Aug 15, 2008

China: More Tibet Activists Detained


Active ImageWestern student activists have unfurled a “Free Tibet” banner at the China Central Television tower.

  

Below is an article published by Aljazeera :

Five foreign activists have been detained in Beijing after they unfurled a "Free Tibet" banner at the new headquarters of state-run China Central Television.

The incident comes as the International Olympic Committee (IOC) urged China to allow foreign reporters at the games to report freely after police allegedly roughed up a British journalist trying to cover a Tibet protest.

Police said they mistook him for a protester.

On Friday [15 August 2008] three Americans, a Briton and a Canadian - all members of the New York-based Students for a Free Tibet group - scaled and hung the black-and-white banner from the Beijing building still under construction before police detained them.

Television footage showed them draped in Tibetan nationalist flags and helmets dangling from ropes from the new headquarters.

Protest platform

Pro-Tibet and other activists have sought to use the Beijing Olympics to draw attention to China's rights record and religious restrictions.

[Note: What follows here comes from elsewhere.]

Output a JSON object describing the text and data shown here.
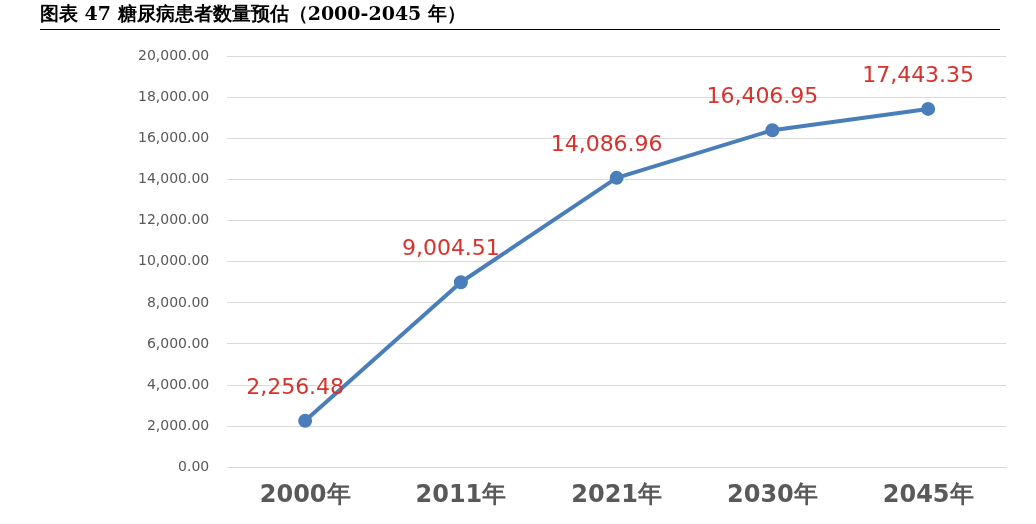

Following the incident with the British journalist, an IOC spokeswoman said the committee disapproved of "any attempts to hinder a journalist who is going about doing his job seemingly within the rules".

"This, we hope, has been addressed. We don't want to see this happening again," Giselle Davies said.
Activists have also complained that protest zones designated by games organisers were set up as a way to catch dissidents, and not to let them speak out.

Police have detained at least one person who applied to hold a demonstration in one of three designated protest parks.

"It's clear to us that the protest zones are just a cynical public relations ploy on the part of the Chinese authorities," Lhadon Tethong, of Students for a Free Tibet, said. "Sadly, I think the protest zones are just a trap at some level."

On Thursday [14 August 2008], Wang Wei, the Beijing organising committee vice-president, in suggesting that critics were nitpicking, called the protest parks "one step further for China to open up and I think it's [a] very good gesture".